Monday, September 03, 2007

viff07: in memory of myself

In Memory of Myself
Italy, 118m

Friday, Sep 28th 3:00pm
Empire Granville 7 Theatre 1

Saturday, Sep 29th 7:00pm
Empire Granville 7 Theatre 1

Italian director Saverio Costanzo's sophomore feature is a world away from the domestic interior of the Palestinian household of his award-winning film Private. The title refers to the erasure of self that occurs when you surrender your individual identity to the greater reality of God. This is the act contemplated by a young man named Andrea, who gives up a life of privilege and choice to enter the carefully prescribed world of a Jesuit noviate. At first glance, Andrea doesn't look like someone who would devote his life to spiritual pursuits, he's young, good-looking and in the midst of a profound crisis of faith, not with God, but with the rest of the world. In the cloistered quiet of the religious order, overseen by the rather severe Father Superior (André Hennicke), the process of becoming a man of God is undertaken one step at a time. It is not an easy journey. Like Andrea, the other novitiates are actively searching for communion and a sense of belonging in an increasingly fragmented and confusing world.

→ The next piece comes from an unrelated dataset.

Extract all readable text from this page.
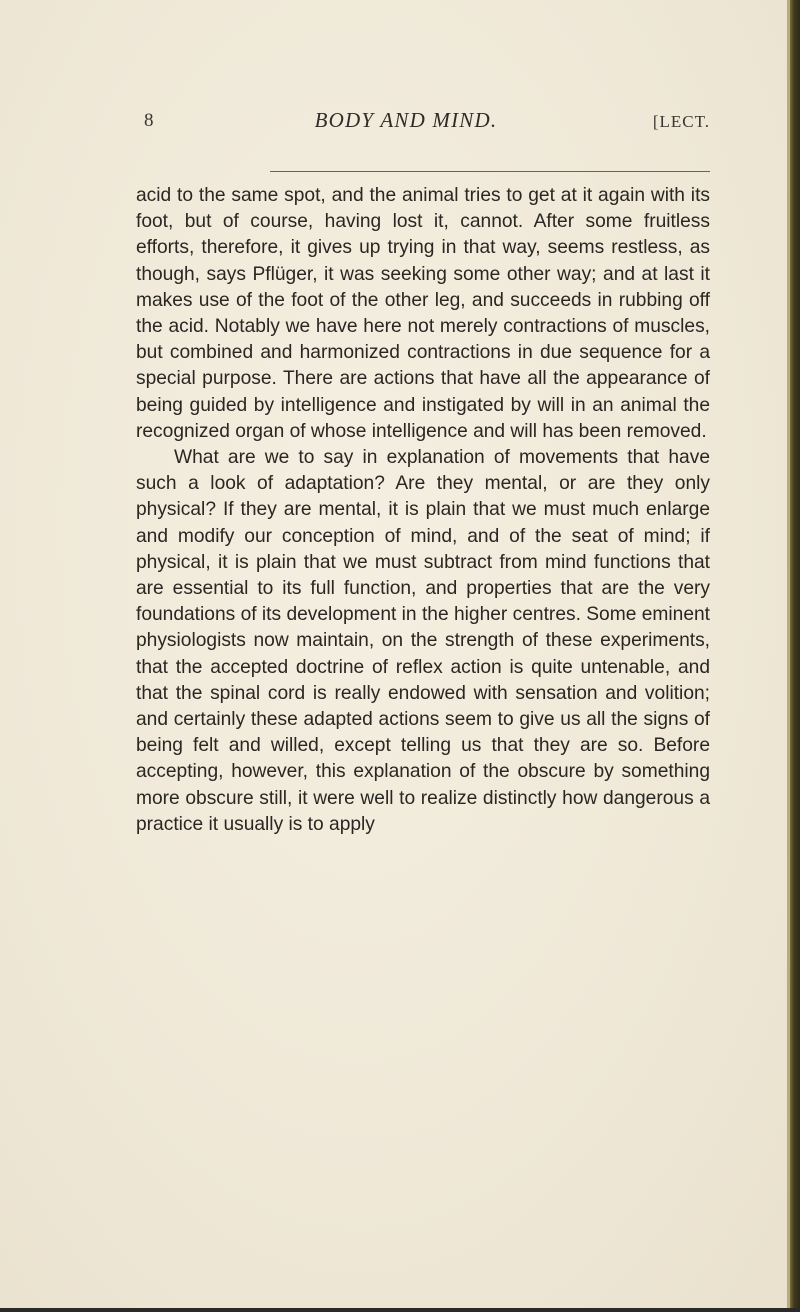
8	BODY AND MIND.	[LECT.

acid to the same spot, and the animal tries to get at it again with its foot, but of course, having lost it, cannot. After some fruitless efforts, therefore, it gives up trying in that way, seems restless, as though, says Pflüger, it was seeking some other way; and at last it makes use of the foot of the other leg, and succeeds in rubbing off the acid. Notably we have here not merely contractions of muscles, but combined and harmonized contractions in due sequence for a special purpose. There are actions that have all the appearance of being guided by intelligence and instigated by will in an animal the recognized organ of whose intelligence and will has been removed.

What are we to say in explanation of movements that have such a look of adaptation? Are they mental, or are they only physical? If they are mental, it is plain that we must much enlarge and modify our conception of mind, and of the seat of mind; if physical, it is plain that we must subtract from mind functions that are essential to its full function, and properties that are the very foundations of its development in the higher centres. Some eminent physiologists now maintain, on the strength of these experiments, that the accepted doctrine of reflex action is quite untenable, and that the spinal cord is really endowed with sensation and volition; and certainly these adapted actions seem to give us all the signs of being felt and willed, except telling us that they are so. Before accepting, however, this explanation of the obscure by something more obscure still, it were well to realize distinctly how dangerous a practice it usually is to apply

Costanzo is filmmaker unafraid of tackling larger issues, and here he gives the great philosophical questions time and space to resonate. This gravity of purpose is helped along by truly beautiful cinematography. Filmed entirely on the Island of San Giorgio Maggiore in Venice, the seminary with its vast arches and long hallways combines sound and image to stunning effect. "In Memory of Myself bursts with powerful originality and some very deep thinking on screen, along with a tense, involving atmosphere."--Variety

Indiewire: "The compositions have a frieze-like symmetry; the soundtrack is all hymnal swells and echoing footfalls. Evocative and mysterious, the film is also a triumph of functional design..."

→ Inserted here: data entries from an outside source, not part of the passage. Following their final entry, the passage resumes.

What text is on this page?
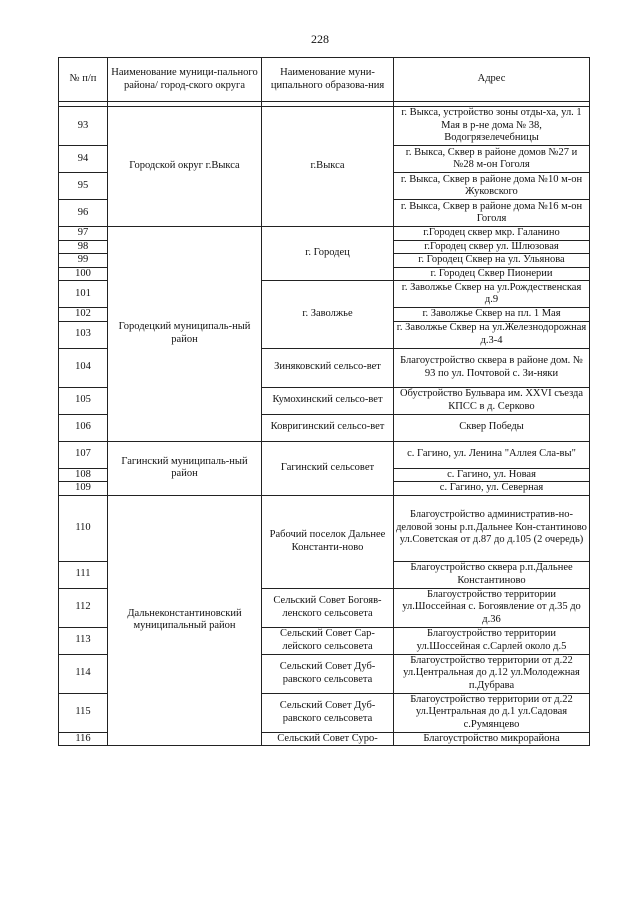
228
№ п/п	Наименование муници-пального района/ город-ского округа	Наименование муни-ципального образова-ния	Адрес

93	Городской округ г.Выкса	г.Выкса	г. Выкса, устройство зоны отды-ха, ул. 1 Мая в р-не дома № 38, Водогрязелечебницы
94			г. Выкса, Сквер в районе домов №27 и №28 м-он Гоголя
95			г. Выкса, Сквер в районе дома №10 м-он Жуковского
96			г. Выкса, Сквер в районе дома №16 м-он Гоголя
97	Городецкий муниципаль-ный район	г. Городец	г.Городец сквер мкр. Галанино
98			г.Городец сквер ул. Шлюзовая
99			г. Городец Сквер на ул. Ульянова
100			г. Городец Сквер Пионерии
101		г. Заволжье	г. Заволжье Сквер на ул.Рождественская д.9
102			г. Заволжье Сквер на пл. 1 Мая
103			г. Заволжье Сквер на ул.Железнодорожная д.3-4
104		Зиняковский сельсо-вет	Благоустройство сквера в районе дом. № 93 по ул. Почтовой с. Зи-няки
105		Кумохинский сельсо-вет	Обустройство Бульвара им. XXVI съезда КПСС в д. Серково
106		Ковригинский сельсо-вет	Сквер Победы
107	Гагинский муниципаль-ный район	Гагинский сельсовет	с. Гагино, ул. Ленина "Аллея Сла-вы"
108			с. Гагино, ул. Новая
109			с. Гагино, ул. Северная
110	Дальнеконстантиновский муниципальный район	Рабочий поселок Дальнее Константи-ново	Благоустройство административ-но-деловой зоны р.п.Дальнее Кон-стантиново ул.Советская от д.87 до д.105 (2 очередь)
111			Благоустройство сквера р.п.Дальнее Константиново
112		Сельский Совет Богояв-ленского сельсовета	Благоустройство территории ул.Шоссейная с. Богоявление от д.35 до д.36
113		Сельский Совет Сар-лейского сельсовета	Благоустройство территории ул.Шоссейная с.Сарлей около д.5
114		Сельский Совет Дуб-равского сельсовета	Благоустройство территории от д.22 ул.Центральная до д.12 ул.Молодежная п.Дубрава
115		Сельский Совет Дуб-равского сельсовета	Благоустройство территории от д.22 ул.Центральная до д.1 ул.Садовая с.Румянцево
116		Сельский Совет Суро-	Благоустройство микрорайона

Darren Hughes, who saw the film at TIFF, calls the film "one of the strangest films I've seen in quite some time. ... I've gotten in the habit of describing Saverio Costanzo's In Memory of Myself as a genre film, a suspense thriller in which the central, driving mystery is faith. It might be strangest film I've seen all week, with shades of Kubrick and Dreyer and a formal rigor I wasn't expecting and have yet to fully process. I honestly don't know if it's a good film but I enjoyed every minute of it. I'm reserving all judgment until after a second viewing, which I hope comes sooner rather than later."